Instant works for me on the trail and in the field for work. Good coffee is reserved for the house...Im too cheap to buy a cup on the road at the prices some like to charge.

ppine said:

Context is very important in the outdoors g00se. 

Over on a canoe forum, cowboy coffee is the favorite by a wide margin.  

Canoes & Cowboy coffee are the reason I drink my coffee strong and black at home. I use to fill it up with flavored creamers. After a week in the Boundary Waters, with a cook who made the coffee strong enough to chew, I never went back to creamer. Which is probably why I don't want bad coffee--there's nothing to hide the flavor. 

g00se said:

".. I drink my coffee strong and black at home..."

There was a time when I packed an espresso maker and enjoyed Cuban style espresso.  I loved it, but my buddies think Joe so strong is an acquired taste.

Ed

I drink coffee at home but I quit a couple weeks before a trip and drink pre-workout on climbs.  I hate packing a stove and look for ways to carry less crap. 

Cold drinks mean I carry less fuel or sometimes no stove at all. 

Regardless if it's on the trail or at home, coffee only comes from one place for me – Camano Island Coffee Roasters. Everything else either tastes burnt or like battery acid. 

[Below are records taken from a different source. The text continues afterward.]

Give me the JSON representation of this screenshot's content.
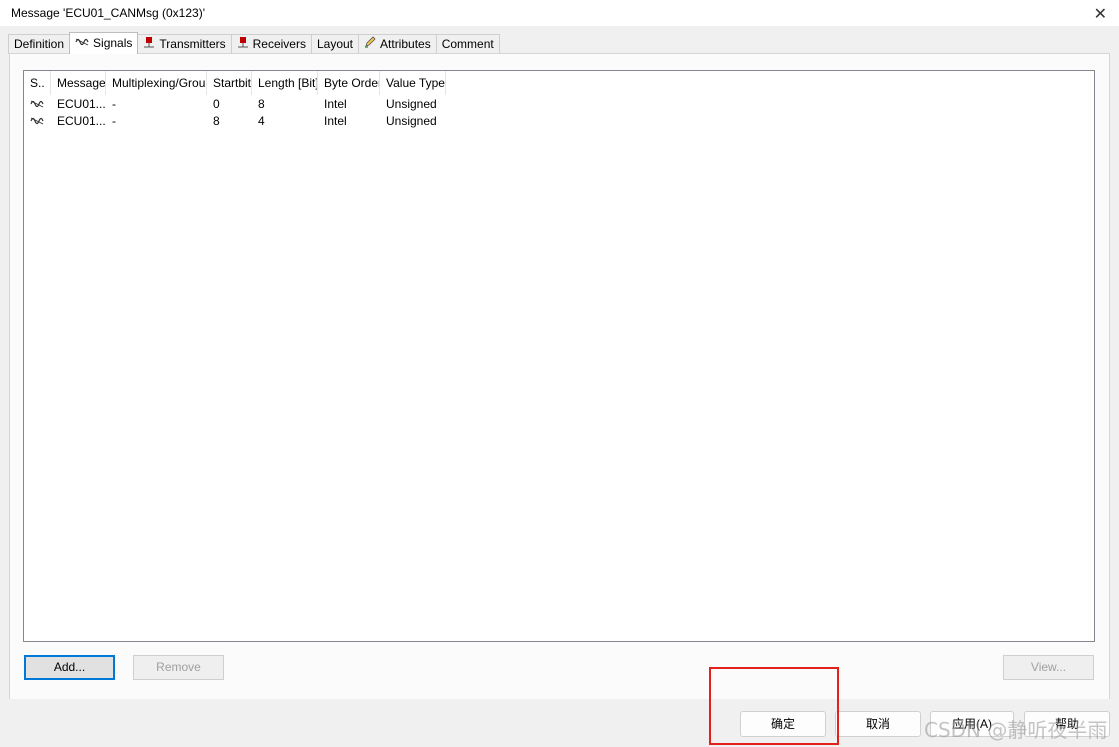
{
  "window": {
    "title": "Message 'ECU01_CANMsg (0x123)'",
    "close_glyph": "✕"
  },
  "tabs": [
    {
      "label": "Definition",
      "icon": null
    },
    {
      "label": "Signals",
      "icon": "signal-wave-icon",
      "active": true
    },
    {
      "label": "Transmitters",
      "icon": "transmitter-pin-icon"
    },
    {
      "label": "Receivers",
      "icon": "receiver-pin-icon"
    },
    {
      "label": "Layout",
      "icon": null
    },
    {
      "label": "Attributes",
      "icon": "pencil-icon"
    },
    {
      "label": "Comment",
      "icon": null
    }
  ],
  "signals_table": {
    "columns": [
      "S..",
      "Message",
      "Multiplexing/Group",
      "Startbit",
      "Length [Bit]",
      "Byte Order",
      "Value Type"
    ],
    "rows": [
      {
        "message": "ECU01...",
        "mux": "-",
        "startbit": "0",
        "length": "8",
        "byte_order": "Intel",
        "value_type": "Unsigned"
      },
      {
        "message": "ECU01...",
        "mux": "-",
        "startbit": "8",
        "length": "4",
        "byte_order": "Intel",
        "value_type": "Unsigned"
      }
    ]
  },
  "actions": {
    "add": "Add...",
    "remove": "Remove",
    "view": "View..."
  },
  "dialog_buttons": {
    "ok": "确定",
    "cancel": "取消",
    "apply": "应用(A)",
    "help": "帮助"
  },
  "watermark": "CSDN @静听夜半雨",
  "colors": {
    "highlight": "#e3211c",
    "focus": "#0078d7",
    "accent_red_icon": "#c00000"
  }
}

Their medium roast from Papua New Guinea (highly under-appreciated coffee region) is hands down the best coffee I've had, but others they other are nearly on par. This coffee is good enough to warrant the added weight of packing it in and out on trips - typically pour over in the backcountry and french press when car camping. 

Then again, I'm not dead set on having coffee every day no matter what (ppine's story of the 30-mile coffee excursion is absolutely nuts to me and I would have argued vehemently that such a thing was a wildly stupid idea). If I don't feel like taking coffee with me, I simply don't take it. Not worth the compromise in my opinion.